Romania pledged sell stakes in a number of state-owned companies, partly to meet loan conditions from the IMF, which has supported the cash-strapped country on the promise that it will shed some of the weight of bulky public businesses. With the Fund’s encouragement, stakes of 10 to 20 per cent in a number of enterprises, mostly in the energy and transport sectors, are due to be offered on the Bucharest Stock Exchange (BVB).
Last year, the government botched the sale of Petrom, an oil company, by overpricing its shares. But the sale of a 15 per cent stake in electricity distribution firm Transelectrica through a secondary public offering on March 27 was more than 50 per cent oversubscribed, raising around €38m.
Lucian Anghel, chief economist at BCR, the country’s biggest bank, and recently appointed chairman of the BVB – which stands to benefit from the listing of state companies – takes an upbeat view.
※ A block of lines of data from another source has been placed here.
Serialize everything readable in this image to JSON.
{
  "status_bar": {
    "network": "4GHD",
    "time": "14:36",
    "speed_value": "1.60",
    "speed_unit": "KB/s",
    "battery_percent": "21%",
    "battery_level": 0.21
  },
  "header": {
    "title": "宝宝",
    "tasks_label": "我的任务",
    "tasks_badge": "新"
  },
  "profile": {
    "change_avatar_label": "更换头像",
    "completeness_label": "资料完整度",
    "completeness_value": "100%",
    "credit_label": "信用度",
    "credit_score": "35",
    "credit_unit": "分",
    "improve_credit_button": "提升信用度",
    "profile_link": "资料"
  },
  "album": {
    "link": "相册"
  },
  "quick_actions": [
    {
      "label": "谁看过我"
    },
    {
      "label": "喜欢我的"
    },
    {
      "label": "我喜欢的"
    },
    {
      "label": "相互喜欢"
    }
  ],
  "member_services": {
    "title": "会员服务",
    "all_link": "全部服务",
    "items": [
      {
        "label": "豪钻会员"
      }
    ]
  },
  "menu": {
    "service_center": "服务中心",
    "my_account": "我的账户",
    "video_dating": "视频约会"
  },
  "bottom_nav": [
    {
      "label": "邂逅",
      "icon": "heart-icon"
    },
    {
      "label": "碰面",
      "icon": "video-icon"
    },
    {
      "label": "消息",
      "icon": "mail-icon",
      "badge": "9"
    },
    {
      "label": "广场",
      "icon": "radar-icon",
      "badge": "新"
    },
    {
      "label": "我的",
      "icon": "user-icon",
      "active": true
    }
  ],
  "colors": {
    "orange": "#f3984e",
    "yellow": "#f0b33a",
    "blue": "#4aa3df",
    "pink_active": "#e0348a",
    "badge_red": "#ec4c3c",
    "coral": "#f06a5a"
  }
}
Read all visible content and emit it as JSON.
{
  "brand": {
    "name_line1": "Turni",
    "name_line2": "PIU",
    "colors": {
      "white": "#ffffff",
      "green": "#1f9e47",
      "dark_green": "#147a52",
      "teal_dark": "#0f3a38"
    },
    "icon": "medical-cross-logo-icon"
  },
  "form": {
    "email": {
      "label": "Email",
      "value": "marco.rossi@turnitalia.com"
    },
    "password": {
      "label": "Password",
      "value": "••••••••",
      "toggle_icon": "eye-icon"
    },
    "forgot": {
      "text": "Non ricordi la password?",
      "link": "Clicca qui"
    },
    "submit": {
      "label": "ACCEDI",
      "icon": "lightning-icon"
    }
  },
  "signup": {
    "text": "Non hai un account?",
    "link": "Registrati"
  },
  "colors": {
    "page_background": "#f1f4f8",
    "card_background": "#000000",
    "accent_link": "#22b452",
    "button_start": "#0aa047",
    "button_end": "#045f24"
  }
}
He told beyondbrics the Cupru Min termination could even be a sign that the government is at last making the right decisions on privatisation.
“The government is giving a sign to international markets that we are moving in the right direction,” Anghel said. “From the Transelectrica offering, the first of its kind in more than four years, it is clear that Romania is learning from its experience and finding a new way to finance its economy through the stock exchange.”
Critics remain sceptical about the benefits of part-privatisation on the BVB. “A 10 per cent share sale won’t help capitalise firms as the money will be used to reduce the deficit, and it won’t bring know-how,” says Voinea.
But Anghel is confident that public offerings will now pick up pace, with energy generation firm Hidroelectrica expected to be particularly lucrative. A new listing of Petrom is also being lined up. The offerings should bring much-needed liquidity and activity to the BVB. Anghel and (more quietly) many in the government also see them as the first step towards further privatisation when the time is right.
“We need to take a gradual approach in this economic environment, and in an election year,” Anghel says.